A cyclonic circulation is likely to come up over the Southeast Bay of Bengal (BoB) and adjoining equatorial region on 05th May.  It is expected to organize further and emerge on the sea surface as low-pressure area over the same region, the next day.  Environmental conditions like wind shear and ocean surface temperatures seem to be favourable for the further growth of the system.  Initial perturbations coming up above 5 degrees north latitude have the potential to sustain and grow. 

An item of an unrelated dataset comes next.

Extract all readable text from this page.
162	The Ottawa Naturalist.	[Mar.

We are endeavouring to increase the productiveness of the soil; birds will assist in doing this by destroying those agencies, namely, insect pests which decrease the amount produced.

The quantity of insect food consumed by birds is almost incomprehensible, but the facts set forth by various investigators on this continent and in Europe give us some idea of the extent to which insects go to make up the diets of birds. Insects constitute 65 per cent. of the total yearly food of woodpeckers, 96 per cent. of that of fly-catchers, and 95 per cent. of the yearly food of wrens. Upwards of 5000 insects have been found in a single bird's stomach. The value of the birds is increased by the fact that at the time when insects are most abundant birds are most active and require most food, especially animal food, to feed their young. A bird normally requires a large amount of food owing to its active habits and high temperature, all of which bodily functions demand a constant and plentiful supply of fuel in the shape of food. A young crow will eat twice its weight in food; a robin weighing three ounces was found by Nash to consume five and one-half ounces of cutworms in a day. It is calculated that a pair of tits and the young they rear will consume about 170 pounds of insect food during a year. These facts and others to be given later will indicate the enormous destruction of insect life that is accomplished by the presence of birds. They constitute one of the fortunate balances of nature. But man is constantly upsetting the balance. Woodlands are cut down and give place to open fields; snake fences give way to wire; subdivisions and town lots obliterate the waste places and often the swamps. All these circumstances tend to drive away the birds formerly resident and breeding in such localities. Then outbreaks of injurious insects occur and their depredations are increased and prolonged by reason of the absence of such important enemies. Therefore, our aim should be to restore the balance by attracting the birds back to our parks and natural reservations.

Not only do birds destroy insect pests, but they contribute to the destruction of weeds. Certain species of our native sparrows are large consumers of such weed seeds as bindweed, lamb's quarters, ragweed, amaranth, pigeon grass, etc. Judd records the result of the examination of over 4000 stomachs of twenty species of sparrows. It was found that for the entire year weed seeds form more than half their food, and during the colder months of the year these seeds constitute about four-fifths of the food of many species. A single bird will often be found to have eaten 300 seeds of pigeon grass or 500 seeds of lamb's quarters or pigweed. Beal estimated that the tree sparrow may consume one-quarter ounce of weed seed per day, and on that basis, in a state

Last year, Asani was the maiden cyclone of the year to come up over BoB.  The storm had initiated as a cyclonic circulation over South Andaman Sea and Southeast BoB.  This weather system moved northwestward and strengthened to a tropical storm on 08th May 2022.  The next day, it became a severe cyclonic storm. Subsequently, as it came closer to the coast, met with high wind shear, weakening to a cyclonic storm on 10th May and downgrading further to a deep depression over the ocean itself.  The deep depression crossed the Andhra Pradesh coast on 11th May in the evening hours.  It rapidly weakened to a low-pressure area over land, the next day. 

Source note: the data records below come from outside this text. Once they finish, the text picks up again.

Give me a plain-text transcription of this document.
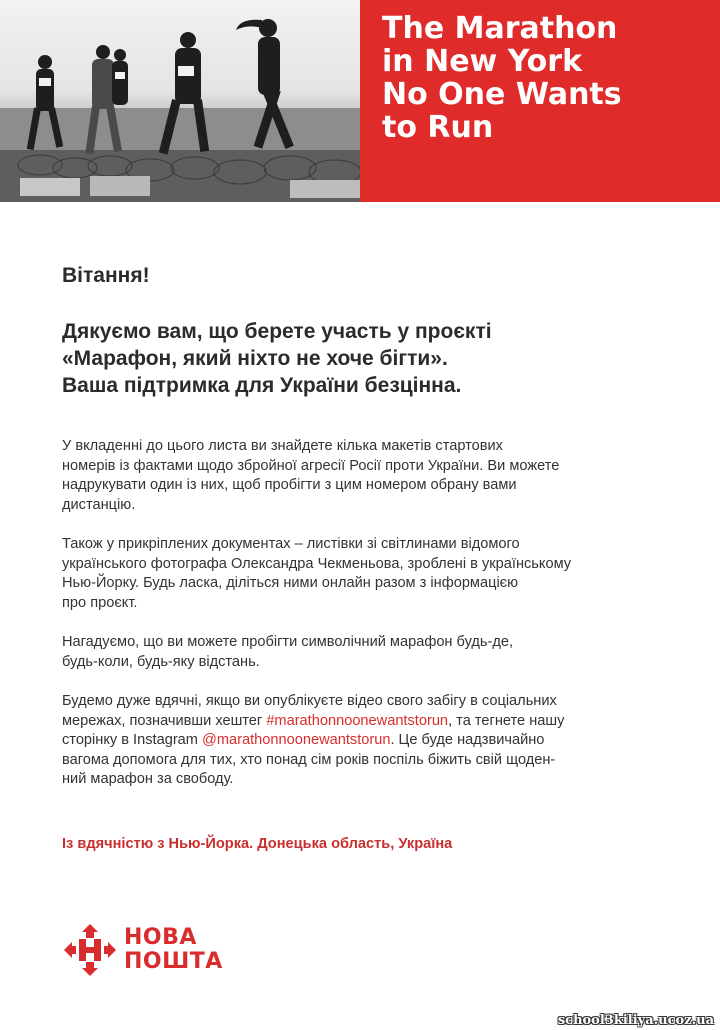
The Marathon
in New York
No One Wants
to Run

Вітання!

Дякуємо вам, що берете участь у проєкті
«Марафон, який ніхто не хоче бігти».
Ваша підтримка для України безцінна.

У вкладенні до цього листа ви знайдете кілька макетів стартових
номерів із фактами щодо збройної агресії Росії проти України. Ви можете
надрукувати один із них, щоб пробігти з цим номером обрану вами
дистанцію.

Також у прикріплених документах – листівки зі світлинами відомого
українського фотографа Олександра Чекменьова, зроблені в українському
Нью-Йорку. Будь ласка, діліться ними онлайн разом з інформацією
про проєкт.

Нагадуємо, що ви можете пробігти символічний марафон будь-де,
будь-коли, будь-яку відстань.

Будемо дуже вдячні, якщо ви опублікуєте відео свого забігу в соціальних
мережах, позначивши хештег #marathonnoonewantstorun, та тегнете нашу
сторінку в Instagram @marathonnoonewantstorun. Це буде надзвичайно
вагома допомога для тих, хто понад сім років поспіль біжить свій щоден-
ний марафон за свободу.

Із вдячністю з Нью-Йорка. Донецька область, Україна
НОВА
ПОШТА
school3kiliya.ucoz.ua
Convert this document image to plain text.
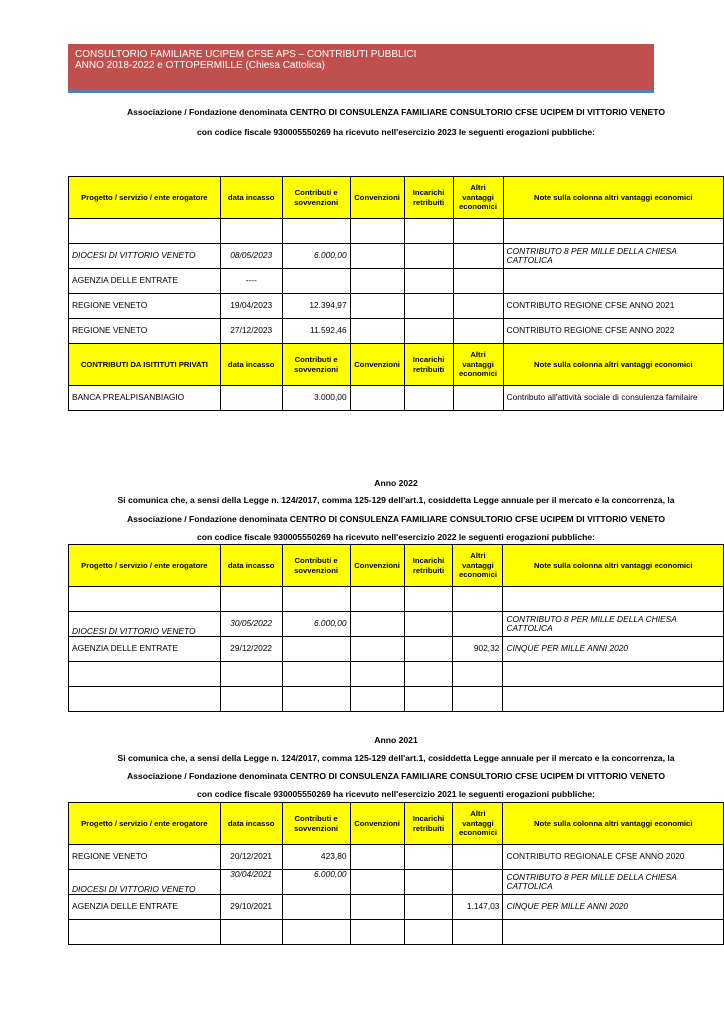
CONSULTORIO FAMILIARE UCIPEM CFSE APS – CONTRIBUTI PUBBLICI
ANNO 2018-2022 e OTTOPERMILLE (Chiesa Cattolica)
Associazione / Fondazione denominata CENTRO DI CONSULENZA FAMILIARE CONSULTORIO CFSE UCIPEM DI VITTORIO VENETO
con codice fiscale 930005550269 ha ricevuto nell'esercizio 2023 le seguenti erogazioni pubbliche:
Progetto / servizio / ente erogatore	data incasso	Contributi e sovvenzioni	Convenzioni	Incarichi retribuiti	Altri vantaggi economici	Note sulla colonna altri vantaggi economici

DIOCESI DI VITTORIO VENETO	08/05/2023	6.000,00				CONTRIBUTO 8 PER MILLE DELLA CHIESA CATTOLICA
AGENZIA DELLE ENTRATE	----					
REGIONE VENETO	19/04/2023	12.394,97				CONTRIBUTO REGIONE CFSE ANNO 2021
REGIONE VENETO	27/12/2023	11.592,46				CONTRIBUTO REGIONE CFSE ANNO 2022
CONTRIBUTI DA ISITITUTI PRIVATI	data incasso	Contributi e sovvenzioni	Convenzioni	Incarichi retribuiti	Altri vantaggi economici	Note sulla colonna altri vantaggi economici
BANCA PREALPISANBIAGIO		3.000,00				Contributo all'attività sociale di consulenza familaire
Anno 2022
Si comunica che, a sensi della Legge n. 124/2017, comma 125-129 dell'art.1, cosiddetta Legge annuale per il mercato e la concorrenza, la
Associazione / Fondazione denominata CENTRO DI CONSULENZA FAMILIARE CONSULTORIO CFSE UCIPEM DI VITTORIO VENETO
con codice fiscale 930005550269 ha ricevuto nell'esercizio 2022 le seguenti erogazioni pubbliche:
Progetto / servizio / ente erogatore	data incasso	Contributi e sovvenzioni	Convenzioni	Incarichi retribuiti	Altri vantaggi economici	Note sulla colonna altri vantaggi economici

DIOCESI DI VITTORIO VENETO	30/05/2022	6.000,00				CONTRIBUTO 8 PER MILLE DELLA CHIESA CATTOLICA
AGENZIA DELLE ENTRATE	29/12/2022				902,32	CINQUE PER MILLE ANNI 2020

Anno 2021
Si comunica che, a sensi della Legge n. 124/2017, comma 125-129 dell'art.1, cosiddetta Legge annuale per il mercato e la concorrenza, la
Associazione / Fondazione denominata CENTRO DI CONSULENZA FAMILIARE CONSULTORIO CFSE UCIPEM DI VITTORIO VENETO
con codice fiscale 930005550269 ha ricevuto nell'esercizio 2021 le seguenti erogazioni pubbliche:
Progetto / servizio / ente erogatore	data incasso	Contributi e sovvenzioni	Convenzioni	Incarichi retribuiti	Altri vantaggi economici	Note sulla colonna altri vantaggi economici
REGIONE VENETO	20/12/2021	423,80				CONTRIBUTO REGIONALE CFSE ANNO 2020
DIOCESI DI VITTORIO VENETO	30/04/2021	6.000,00				CONTRIBUTO 8 PER MILLE DELLA CHIESA CATTOLICA
AGENZIA DELLE ENTRATE	29/10/2021				1.147,03	CINQUE PER MILLE ANNI 2020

Tropical storms originating over the South Andaman Sea and Southeast BoB have the potential of strengthening by virtue of impending long sea travel.  The longer they surf the sea surface, the better the chances are to become powerful.  The track of these storms becomes unpredictable in the initial stage. The entire east coast from Andhra Pradesh to West Bengal and further on to Bangla Desh and Myanmar is vulnerable to cyclone strikes.  Though, the majority of these systems head for Bangla Desh but the deviations can not be ruled out during the early days of formation. Extremely severe cyclonic storm 'FANI' and super cyclone 'AMPHAN' (May 2020) are the recent destroyers of Odisha and West Bengal respectively. 

The next cyclonic storm forming in the Indian Seas will be named 'Mocha'. Southeast BoB and the Andaman Sea need to be kept under observation for the next 3 days. More authentic information on the track and intensity of the likely storm may have to wait for 72 hours.